Results: As of the data cut-off date (June 7th, 2024), 10 pts (7 MDS, 3 CMML) were enrolled including 8 pts in the dose escalation part (10 mg/kg Q4W [1], 10 mg/kg Q2W [3], and 20 mg/kg Q2W [4]) and 2 pts in the dose expansion part. DLT has not been observed and 20 mg/kg Q2W has been determined to be the RP2D. All pts experienced treatment-related adverse event (TRAE), with 9 pts (9/10, 90%) experiencing Grade ≥ 3 TRAEs. The most common (incidence≥25%) TRAEs are neutrophil count decreased (90%), white blood cell decreased (90%), platelet count decreased (90%), anemia (50%), and lymphocyte count decreased (30%). All of the TRAEs were manageable. Of the 3 treatment naïve MDS pts treated with BC3402 10 mg/kg Q2W, two pts had complete remissions (CRs). Of the 6 pts treated with BC3402 20 mg/kg Q2W, one treatment naïve MDS and two treatment naïve CMML pts had CRs giving an overall CR rate of 71.4% (5/7) among the total of 7 treatment naïve pts. The duration of treatment for these CR pts are range from 6.3 to 11.4 months, all of whom are still receiving study treatment.
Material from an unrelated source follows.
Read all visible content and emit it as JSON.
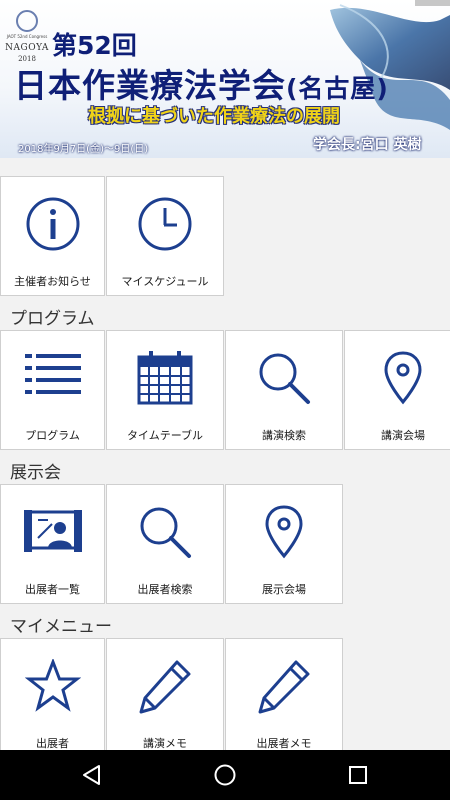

Conclusion: BC3402 at dose range up to 20 mg/kg Q2W combined with AZA demonstrated promising anti-tumor efficacy (CR rate: 71.4%) in treatment naïve MDS and CMML patients and AEs were manageable. Given the CR rate of ~16% with AZA monotherapy in this patient population, the current data supports further evaluation of BC3402 in combination with AZA for pts with treatment naïve MDS and CMML. Clinical trial information: NCT05970822.
Disclosures: No relevant conflicts of interest to declare.